Most great startups are best in the world at something, even if that something isn’t big at first. Think about recent success stories: Instagram, Facebook, Zynga, and so on. Each one was clearly best in the world at something very specific.
In my hometown of Seattle, multiple startups can claim they are best in the world at something. If you want to buy a home and plan to utilize the best online resources, Redfin is best in the world at that. If you are a mom and want to find a good deal on clothes or a stroller, Zulily is better than anyone else. Tableau is best in the world at helping you to visualize big data. Apptio is better than anyone at helping CIOs manage the cost of their exploding IT infrastructure. Decide is the best in the world at telling you whether the price of what you are thinking of buying will go up or down in the future.
I don’t think you need to be best in the world to have a good business. You can be profitable and successful by just being good at something. To grow a billion-dollar business, though, you need to be the best.

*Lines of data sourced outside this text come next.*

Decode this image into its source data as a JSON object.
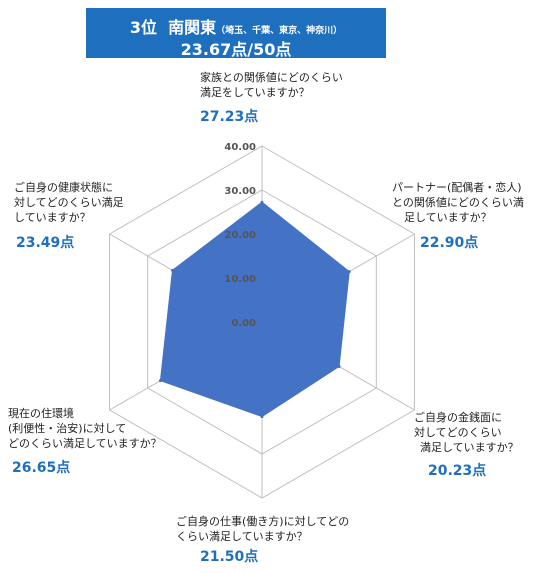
{
  "header": {
    "rank": "3位",
    "region": "南関東",
    "prefectures": "（埼玉、千葉、東京、神奈川）",
    "total_score": "23.67点/50点"
  },
  "chart_data": {
    "type": "radar",
    "rmin": 0,
    "rmax": 40,
    "ticks": [
      0,
      10,
      20,
      30,
      40
    ],
    "tick_labels": [
      "0.00",
      "10.00",
      "20.00",
      "30.00",
      "40.00"
    ],
    "fill_color": "#4472c4",
    "grid": true,
    "axes": [
      {
        "lines": [
          "家族との関係値にどのくらい",
          "満足をしていますか？"
        ],
        "value": 27.23,
        "score_label": "27.23点"
      },
      {
        "lines": [
          "パートナー(配偶者・恋人)",
          "との関係値にどのくらい満",
          "足していますか？"
        ],
        "value": 22.9,
        "score_label": "22.90点"
      },
      {
        "lines": [
          "ご自身の金銭面に",
          "対してどのくらい",
          "満足していますか？"
        ],
        "value": 20.23,
        "score_label": "20.23点"
      },
      {
        "lines": [
          "ご自身の仕事(働き方)に対してどの",
          "くらい満足していますか？"
        ],
        "value": 21.5,
        "score_label": "21.50点"
      },
      {
        "lines": [
          "現在の住環境",
          "(利便性・治安)に対して",
          "どのくらい満足していますか？"
        ],
        "value": 26.65,
        "score_label": "26.65点"
      },
      {
        "lines": [
          "ご自身の健康状態に",
          "対してどのくらい満足",
          "していますか？"
        ],
        "value": 23.49,
        "score_label": "23.49点"
      }
    ]
  }
}
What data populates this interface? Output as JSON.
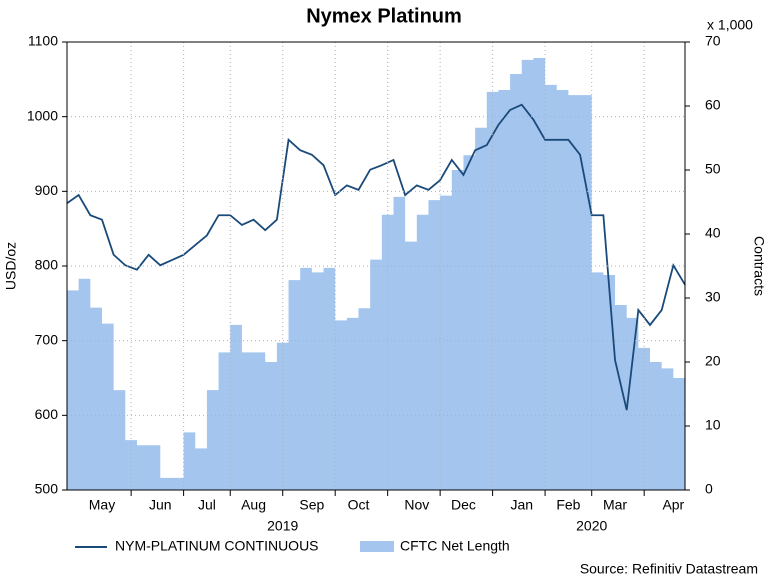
{
  "chart_data": {
    "type": "line",
    "title": "Nymex Platinum",
    "y_label": "USD/oz",
    "y2_label": "Contracts",
    "y2_unit": "x 1,000",
    "source": "Source: Refinitiv Datastream",
    "years": [
      "2019",
      "2020"
    ],
    "categories": [
      null,
      null,
      null,
      "May",
      null,
      null,
      null,
      null,
      "Jun",
      null,
      null,
      null,
      "Jul",
      null,
      null,
      null,
      "Aug",
      null,
      null,
      null,
      null,
      "Sep",
      null,
      null,
      null,
      "Oct",
      null,
      null,
      null,
      null,
      "Nov",
      null,
      null,
      null,
      "Dec",
      null,
      null,
      null,
      null,
      "Jan",
      null,
      null,
      null,
      "Feb",
      null,
      null,
      null,
      "Mar",
      null,
      null,
      null,
      null,
      "Apr",
      null
    ],
    "ylim": [
      500,
      1100
    ],
    "yticks": [
      500,
      600,
      700,
      800,
      900,
      1000,
      1100
    ],
    "y2lim": [
      0,
      70
    ],
    "y2ticks": [
      0,
      10,
      20,
      30,
      40,
      50,
      60,
      70
    ],
    "grid": true,
    "series": [
      {
        "name": "NYM-PLATINUM CONTINUOUS",
        "type": "line",
        "color": "#1a4a7a",
        "axis": "y",
        "values": [
          884,
          895,
          868,
          862,
          815,
          801,
          795,
          815,
          801,
          808,
          815,
          828,
          841,
          868,
          868,
          855,
          862,
          848,
          862,
          969,
          955,
          949,
          935,
          895,
          908,
          902,
          929,
          935,
          942,
          895,
          908,
          902,
          915,
          942,
          922,
          955,
          962,
          989,
          1009,
          1016,
          996,
          969,
          969,
          969,
          949,
          868,
          868,
          674,
          607,
          741,
          721,
          741,
          801,
          775
        ]
      },
      {
        "name": "CFTC Net Length",
        "type": "area",
        "color": "#a4c5ee",
        "axis": "y2",
        "values": [
          31.2,
          33,
          28.5,
          26,
          15.6,
          7.8,
          7,
          7,
          1.9,
          1.9,
          9,
          6.5,
          15.6,
          21.5,
          25.8,
          21.5,
          21.5,
          20,
          23,
          32.8,
          34.7,
          34,
          34.7,
          26.5,
          26.9,
          28.4,
          36,
          43,
          45.8,
          38.8,
          43,
          45.3,
          46,
          50,
          52.3,
          56.6,
          62.2,
          62.5,
          65,
          67.2,
          67.5,
          63.3,
          62.5,
          61.7,
          61.7,
          34,
          33.6,
          28.9,
          26.9,
          22.2,
          20,
          19,
          17.5,
          15.3
        ]
      }
    ]
  }
}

When I give pitch advice to entrepreneurs, I focus on this best-in-the-world point. Tell me what you are (going to be) best in the world at up front and why that’s important. If you are successful at convincing an investor, angel or VC, that you can be better than anyone else at something, you are likely coming back for a second meeting. More importantly, if you figure out what you’re truly best at, you are on your way to building something truly meaningful.